Multiple CVE's exists on the jackson version used by the intercom library.

[XanderAtBackboneSystems]

When analyzing our project (which includes intercom java library version 2.8.0) using CVE dependency checker. Multiple CVE's are detected on the jackson dependencies of the intercom java library.

The offending dependencies are:

- com.fasterxml.jackson.core:jackson-core:jar:2.9.6
  CVE: CVE-2020-24616
- com.fasterxml.jackson.core:jackson-annotations:jar:2.9.6
  CVE: CVE-2020-24616
- com.fasterxml.jackson.core:jackson-databind:jar:2.9.6
  CVE: CVE-2020-9547, CVE-2020-9548, CVE-2019-14379, CVE-2020-14195, CVE-2019-14439, CVE-2020-10969, CVE-2020-11619, CVE-2019-12814, CVE-2020-10968, CVE-2019-20330, CVE-2020-10673, CVE-2020-11620, CVE-2018-14718, CVE-2018-1000873, CVE-2018-14719, CVE-2019-17531, CVE-2020-10672, CVE-2019-12086, CVE-2019-14540, CVE-2019-12384, CVE-2020-9546, CVE-2020-14060, CVE-2020-14061, CVE-2020-14062, CVE-2019-16942, CVE-2019-16943, CVE-2018-19362, CVE-2018-19361, CVE-2018-19360, CVE-2020-11113, CVE-2019-17267, CVE-2019-16335, CVE-2018-14721, CVE-2020-11112, CVE-2018-14720, CVE-2019-14893, CVE-2020-11111, CVE-2020-8840, CVE-2019-14892

Upgrading jackson to a new version would solve many of these issues.

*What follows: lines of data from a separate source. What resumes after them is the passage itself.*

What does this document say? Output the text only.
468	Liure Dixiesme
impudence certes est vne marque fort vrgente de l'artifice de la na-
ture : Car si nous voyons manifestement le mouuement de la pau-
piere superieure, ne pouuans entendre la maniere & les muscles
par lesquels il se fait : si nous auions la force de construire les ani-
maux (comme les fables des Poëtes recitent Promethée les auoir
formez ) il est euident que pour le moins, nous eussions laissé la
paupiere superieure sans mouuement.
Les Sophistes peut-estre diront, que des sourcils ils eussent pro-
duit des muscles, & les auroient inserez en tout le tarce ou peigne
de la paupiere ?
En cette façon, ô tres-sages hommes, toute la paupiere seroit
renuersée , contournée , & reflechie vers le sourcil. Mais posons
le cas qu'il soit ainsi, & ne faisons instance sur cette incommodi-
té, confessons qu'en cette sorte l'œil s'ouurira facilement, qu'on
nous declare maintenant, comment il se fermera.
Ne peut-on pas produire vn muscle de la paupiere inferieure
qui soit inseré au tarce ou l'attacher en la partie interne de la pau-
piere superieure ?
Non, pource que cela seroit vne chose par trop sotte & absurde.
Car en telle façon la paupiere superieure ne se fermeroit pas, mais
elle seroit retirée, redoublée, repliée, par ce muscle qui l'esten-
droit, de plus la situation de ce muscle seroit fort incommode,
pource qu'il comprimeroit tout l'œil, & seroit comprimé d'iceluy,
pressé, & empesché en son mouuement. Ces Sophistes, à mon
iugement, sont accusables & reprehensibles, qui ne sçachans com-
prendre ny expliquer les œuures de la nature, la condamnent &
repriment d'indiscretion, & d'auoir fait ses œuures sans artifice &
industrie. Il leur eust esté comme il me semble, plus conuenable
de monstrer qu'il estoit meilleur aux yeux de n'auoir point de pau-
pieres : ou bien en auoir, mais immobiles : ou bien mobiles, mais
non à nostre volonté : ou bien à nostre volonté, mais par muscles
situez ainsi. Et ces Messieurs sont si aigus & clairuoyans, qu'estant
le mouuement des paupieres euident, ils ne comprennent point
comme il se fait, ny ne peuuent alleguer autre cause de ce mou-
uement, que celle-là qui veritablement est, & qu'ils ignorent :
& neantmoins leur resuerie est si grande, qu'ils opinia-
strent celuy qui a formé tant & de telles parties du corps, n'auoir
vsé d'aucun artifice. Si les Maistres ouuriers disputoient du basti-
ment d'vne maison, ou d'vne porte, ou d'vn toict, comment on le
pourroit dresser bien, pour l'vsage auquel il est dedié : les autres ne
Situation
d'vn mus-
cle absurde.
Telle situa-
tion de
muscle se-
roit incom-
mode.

The most safe candidate without CVE's would be 2.9.10 (for databind 2.9.10.6).

Of course upgrade to 2.10 or 2.11 is also possible.

Attached is the output of the maven plugin: output.log

[XanderAtBackboneSystems]

Dear @SeanHealy33, Thank you for upgrading jackson to a new version with fewer CVE's. Unfortunately you did not upgrade jackson-databind to version 2.9.10.6(currently 2.9.10.8 already exists). Thererfor some of the above CVE's is still present.

[SeanHealy33]

Thanks again @XanderAtBackboneSystems for looking into this!